Islam radicalisé : implications pour l’Occident

Chez eux, les musulmans font ce qu’ils veulent et c’est bien ainsi, même si cela n’est pas conforme ni à la lettre ni à l’esprit de la Déclaration universelle des droits de l’homme, en particulier concernant les femmes et les minorités ethniques ou religieuses ; et nul n’est obligé d’aller habiter dans ces régimes.

Dans les pays occidentaux il n’est pas avéré qu’un mouvement social de fond soit à la base des phénomènes de radicalisation islamiste. Ce sont plutôt des mouvements d’ordre politique, de lutte pour le pouvoir, qui sont la cause de la surenchère intégriste donnant lieu à des dérives extrémistes. Celles-ci sont  la plupart du temps le fait d’individus isolés ou en très petits groupes, et concernent souvent des jeunes gens sans problèmes ou stigmates apparents, de deuxième ou troisième génération «issues de l’immigration» comme l’on dit. Un néo-converti ou un reconverti est toujours plus radical qu’un adepte traditionnel et il suffit que d’habiles stratèges sachent canaliser ces énergies pour que la nuisance soit grande, surtout dans la société désorientée et terrorisable qu’est devenue la nôtre. Rappelons quand même que tous ces convertis ne tombent pas dans la violence, quelques hyperactifs sont bien suffisants pour sidérer une société. Et aussi relativisons et constatons que finalement, mise à part l’instrumentalisation politique qui en est faite, malgré les victimes innocentes et l’émotion fugace qui se manifeste à chaque occasion, la société occidentale en général reste assez impavide face aux attaques dont elle est l’objet.

Pour faire face aux problèmes que posent ces phénomènes nuisibles il ne sert à rien de s’attribuer une culpabilité collective : celle de ne pas savoir intégrer ces allogènes, de trop tolérer l’établissement de communautés quasi tribales, ou de s’extasier béatement devant les apports du multiculturalisme. Ce serait se donner de bonnes excuses pour ne rien faire ou pour tout faire de travers. Il ne sert pas non plus de mettre en cause l’immigration en tant que telle : les flux migratoires, si utiles au développement économique des pays hôtes et des migrants, ne sont pas la cause de ces dysfonctionnements qui restent heureusement assez anecdotiques. Les événements rares ne se prévoient pas au travers de phénomènes de masse.

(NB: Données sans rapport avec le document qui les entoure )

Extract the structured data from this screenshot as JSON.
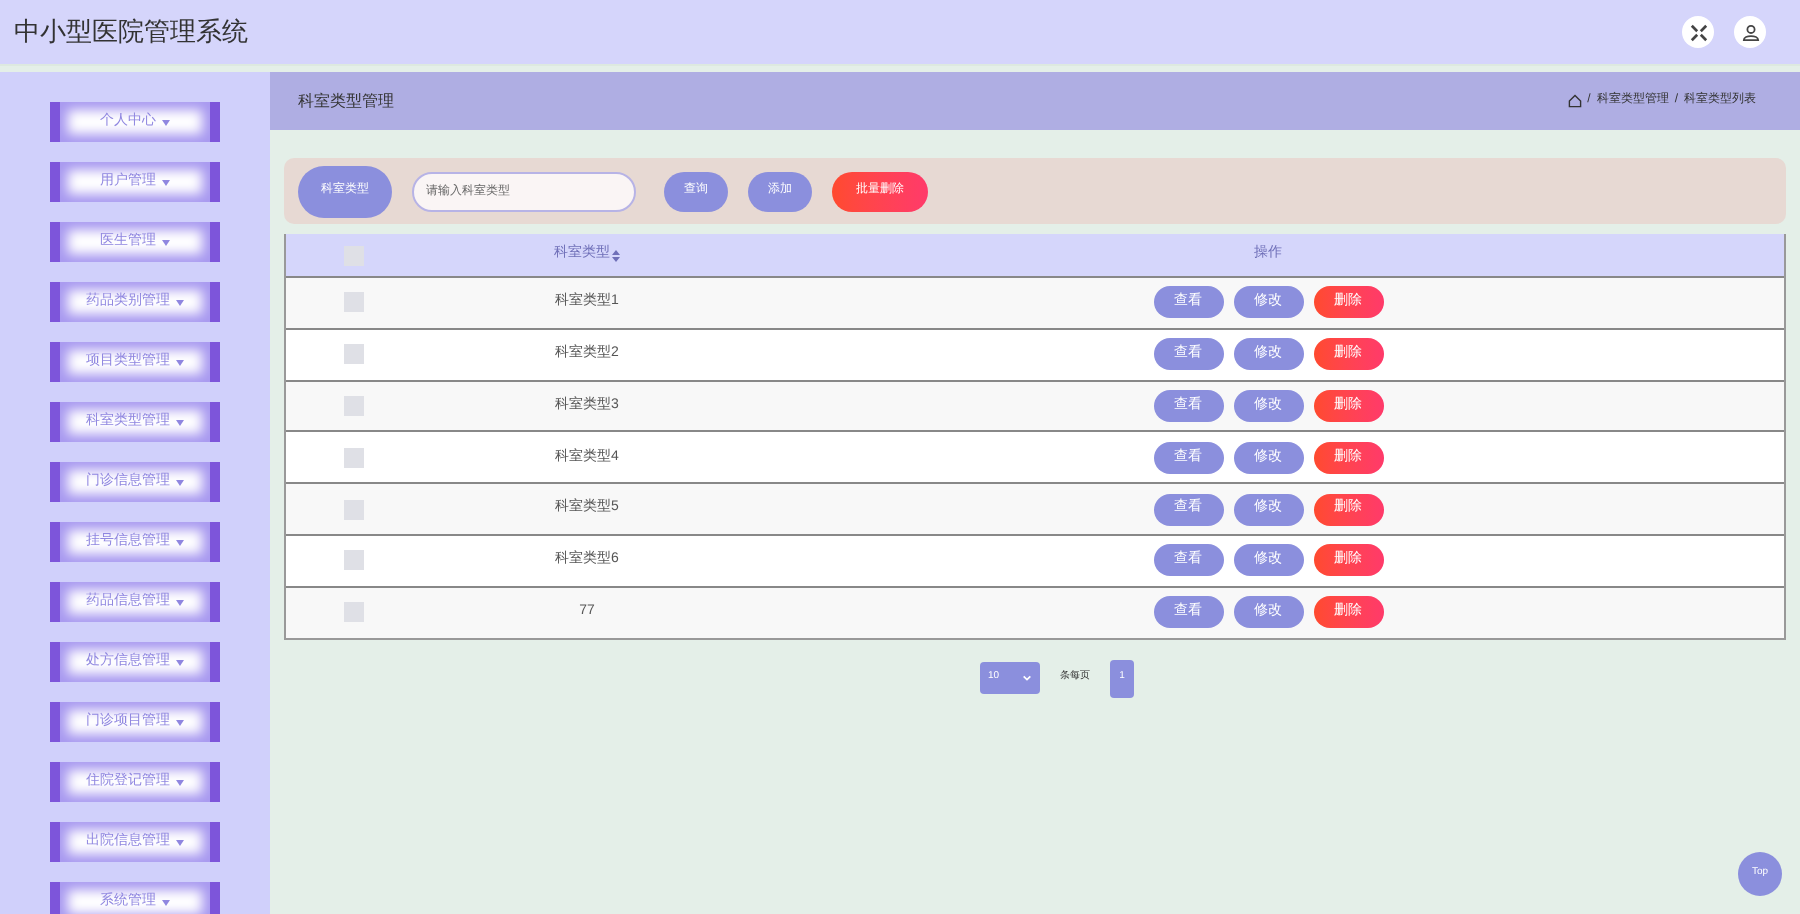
{
  "header": {
    "title": "中小型医院管理系统"
  },
  "sidebar": {
    "items": [
      {
        "label": "个人中心"
      },
      {
        "label": "用户管理"
      },
      {
        "label": "医生管理"
      },
      {
        "label": "药品类别管理"
      },
      {
        "label": "项目类型管理"
      },
      {
        "label": "科室类型管理"
      },
      {
        "label": "门诊信息管理"
      },
      {
        "label": "挂号信息管理"
      },
      {
        "label": "药品信息管理"
      },
      {
        "label": "处方信息管理"
      },
      {
        "label": "门诊项目管理"
      },
      {
        "label": "住院登记管理"
      },
      {
        "label": "出院信息管理"
      },
      {
        "label": "系统管理"
      }
    ]
  },
  "page": {
    "title": "科室类型管理",
    "breadcrumb": [
      "科室类型管理",
      "科室类型列表"
    ],
    "breadcrumb_separator": "/"
  },
  "search": {
    "label": "科室类型",
    "placeholder": "请输入科室类型",
    "buttons": [
      {
        "label": "查询",
        "kind": "normal"
      },
      {
        "label": "添加",
        "kind": "normal"
      },
      {
        "label": "批量删除",
        "kind": "danger"
      }
    ]
  },
  "table": {
    "columns": [
      "科室类型",
      "操作"
    ],
    "header_checked": false,
    "rows": [
      {
        "name": "科室类型1",
        "checked": false,
        "actions": [
          "查看",
          "修改",
          "删除"
        ]
      },
      {
        "name": "科室类型2",
        "checked": false,
        "actions": [
          "查看",
          "修改",
          "删除"
        ]
      },
      {
        "name": "科室类型3",
        "checked": false,
        "actions": [
          "查看",
          "修改",
          "删除"
        ]
      },
      {
        "name": "科室类型4",
        "checked": false,
        "actions": [
          "查看",
          "修改",
          "删除"
        ]
      },
      {
        "name": "科室类型5",
        "checked": false,
        "actions": [
          "查看",
          "修改",
          "删除"
        ]
      },
      {
        "name": "科室类型6",
        "checked": false,
        "actions": [
          "查看",
          "修改",
          "删除"
        ]
      },
      {
        "name": "77",
        "checked": false,
        "actions": [
          "查看",
          "修改",
          "删除"
        ]
      }
    ]
  },
  "pagination": {
    "page_size": "10",
    "page_size_label": "条每页",
    "pages": [
      {
        "label": "1",
        "selected": true
      }
    ]
  },
  "top_button": "Top"
}
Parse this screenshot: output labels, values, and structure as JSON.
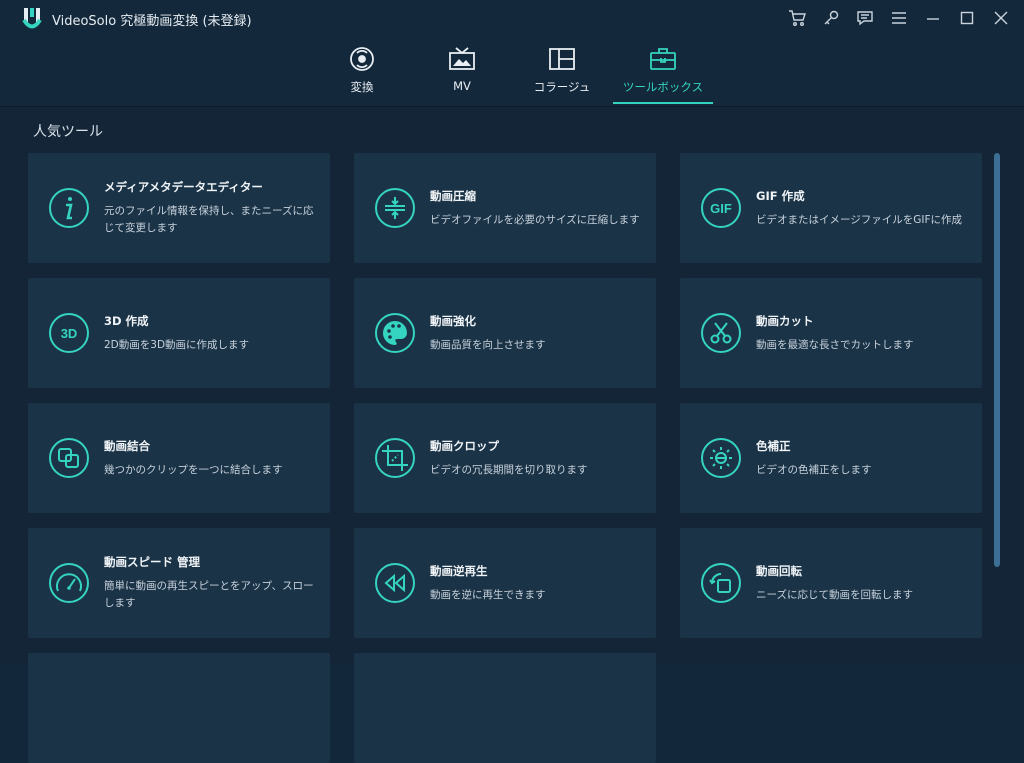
{
  "app": {
    "title": "VideoSolo 究極動画変換 (未登録)"
  },
  "window_controls": [
    {
      "name": "cart-icon"
    },
    {
      "name": "key-icon"
    },
    {
      "name": "feedback-icon"
    },
    {
      "name": "menu-icon"
    },
    {
      "name": "minimize-icon"
    },
    {
      "name": "maximize-icon"
    },
    {
      "name": "close-icon"
    }
  ],
  "tabs": [
    {
      "label": "変換",
      "icon": "convert-icon",
      "active": false
    },
    {
      "label": "MV",
      "icon": "mv-icon",
      "active": false
    },
    {
      "label": "コラージュ",
      "icon": "collage-icon",
      "active": false
    },
    {
      "label": "ツールボックス",
      "icon": "toolbox-icon",
      "active": true
    }
  ],
  "section": {
    "title": "人気ツール"
  },
  "tools": [
    {
      "name": "メディアメタデータエディター",
      "desc": "元のファイル情報を保持し、またニーズに応じて変更します",
      "icon": "info-icon"
    },
    {
      "name": "動画圧縮",
      "desc": "ビデオファイルを必要のサイズに圧縮します",
      "icon": "compress-icon"
    },
    {
      "name": "GIF 作成",
      "desc": "ビデオまたはイメージファイルをGIFに作成",
      "icon": "gif-icon"
    },
    {
      "name": "3D 作成",
      "desc": "2D動画を3D動画に作成します",
      "icon": "3d-icon"
    },
    {
      "name": "動画強化",
      "desc": "動画品質を向上させます",
      "icon": "palette-icon"
    },
    {
      "name": "動画カット",
      "desc": "動画を最適な長さでカットします",
      "icon": "scissors-icon"
    },
    {
      "name": "動画結合",
      "desc": "幾つかのクリップを一つに結合します",
      "icon": "merge-icon"
    },
    {
      "name": "動画クロップ",
      "desc": "ビデオの冗長期間を切り取ります",
      "icon": "crop-icon"
    },
    {
      "name": "色補正",
      "desc": "ビデオの色補正をします",
      "icon": "color-correct-icon"
    },
    {
      "name": "動画スピード 管理",
      "desc": "簡単に動画の再生スピーとをアップ、スローします",
      "icon": "speedometer-icon"
    },
    {
      "name": "動画逆再生",
      "desc": "動画を逆に再生できます",
      "icon": "rewind-icon"
    },
    {
      "name": "動画回転",
      "desc": "ニーズに応じて動画を回転します",
      "icon": "rotate-icon"
    }
  ],
  "colors": {
    "accent": "#35d4c0",
    "background": "#132536",
    "card": "#1b3347",
    "header": "#14283b"
  }
}
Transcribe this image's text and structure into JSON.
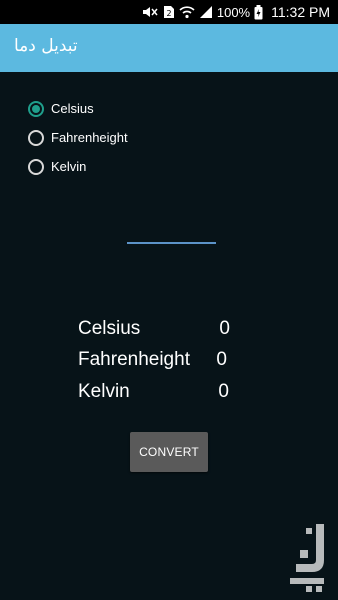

Ce qu’il faut c’est d’une part reconnaitre que le phénomène de radicalisation a existé et existera encore dans le futur, et se résigner à en subir l’inévitable corollaire, soit une part de violence qui s’exprime de temps à autre par des actes isolés aussi spectaculaires que barbares. Ceci est un message impossible pour un politicien volontariste cherchant l’élection ; pourtant le crime existe et la société n’a jamais été en mesure de l’éliminer, elle a donc appris à « faire avec ». Si par ailleurs il s’agissait d’une vague de fond bien structurée et organisée cela se saurait. Mais on est loin du Komintern des années vingt à cinquante, des cinquièmes colonnes, des compagnons de route et des actions révolutionnaires concertées qui se déroulaient pendant la guerre froide. Les Pieds Nickelés de Toulouse, Boston et Londres auraient été identifiés et neutralisés s’ils avaient fait partie d’organisations structurées ; par ailleurs dans un état de droit on ne saurait enfermer quelqu’un sur un vague soupçon, même si un risque était identifié.  Les attentats du 11 septembre 2001 ont été le fait d’un petit groupe, provoquant des effets majeurs sur la psyché étatsunienne bien qu’utilisant des moyens financièrement assez modestes et techniquement nuls.

C’est le travail de la police de traquer les maitres à penser criminels et leurs émules, et à la justice de sanctionner leurs actes ; il ne s’agit pas d’une guerre car il n’y a pas de fronts ni de troupes organisées, donc il n’y a pas lieu de donner une « license to kill » généralisée aux shérifs de tous poils. Les lois d’exceptions (Patriot Act) qui ont été votées aux États-Unis et l’enfermement a-légal de « combattants illégaux » à Guantánamo sont de purs scandales ; et les guerres d’Afghanistan et d’Irak n’ont en rien contribué à résoudre le problème, bien au contraire.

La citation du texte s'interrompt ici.